Katherine Hillbrand’s Favorites

Inspiring Work (International): Alvar Aalto—all of his work. Though his work is not architectural, I love Andy Goldsworthy. I am in awe of the incredible Japanese teahouses, both traditional and modern, that I have had the privilege of touring. And I love the Museum of Energy by Arquitecturia in Tarragona, Spain.

Inspiring City (International): But of course, Copenhagen [Denmark] and Cinque Terre, Italy.

Public Building (Local): Hands down, Joan Soranno and John Cook’s Lakewood Cemetery Mausoleum. Beautifully done.

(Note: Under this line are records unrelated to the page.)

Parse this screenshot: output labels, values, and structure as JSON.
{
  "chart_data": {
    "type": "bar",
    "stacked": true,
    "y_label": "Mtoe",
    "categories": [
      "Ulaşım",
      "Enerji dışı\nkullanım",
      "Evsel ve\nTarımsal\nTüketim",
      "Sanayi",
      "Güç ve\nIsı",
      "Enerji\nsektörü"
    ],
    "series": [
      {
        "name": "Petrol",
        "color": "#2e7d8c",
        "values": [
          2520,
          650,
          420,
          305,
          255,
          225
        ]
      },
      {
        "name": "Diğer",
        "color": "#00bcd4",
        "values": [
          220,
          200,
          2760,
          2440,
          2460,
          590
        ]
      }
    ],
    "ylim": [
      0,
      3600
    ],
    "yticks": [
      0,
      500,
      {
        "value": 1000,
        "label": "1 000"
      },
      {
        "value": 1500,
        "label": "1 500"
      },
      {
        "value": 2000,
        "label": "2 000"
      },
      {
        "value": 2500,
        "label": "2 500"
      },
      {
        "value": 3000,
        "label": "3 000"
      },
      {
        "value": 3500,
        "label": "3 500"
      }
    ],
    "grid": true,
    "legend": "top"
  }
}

Neighborhood (Local): Marine on St. Croix. I love the scale, the understated, recessive expression of the homes, the nostalgic quality of the “downtown,” and the sense of community.
Room to Design: It might be a bit embarrassing, but the bathroom.

Design Trends: The pulled-apart house that allows the site to invade its circumference. Smaller homes for all ages with a detached cottage for aging parents and boomerang kids. (Zoning restrictions need to change!)

Material Trends: Thermally competent and very large windows, geo-thermal HVAC systems, staggered-stud wall construction with water-based foam insulation, metal siding, the death of asphalt shingles!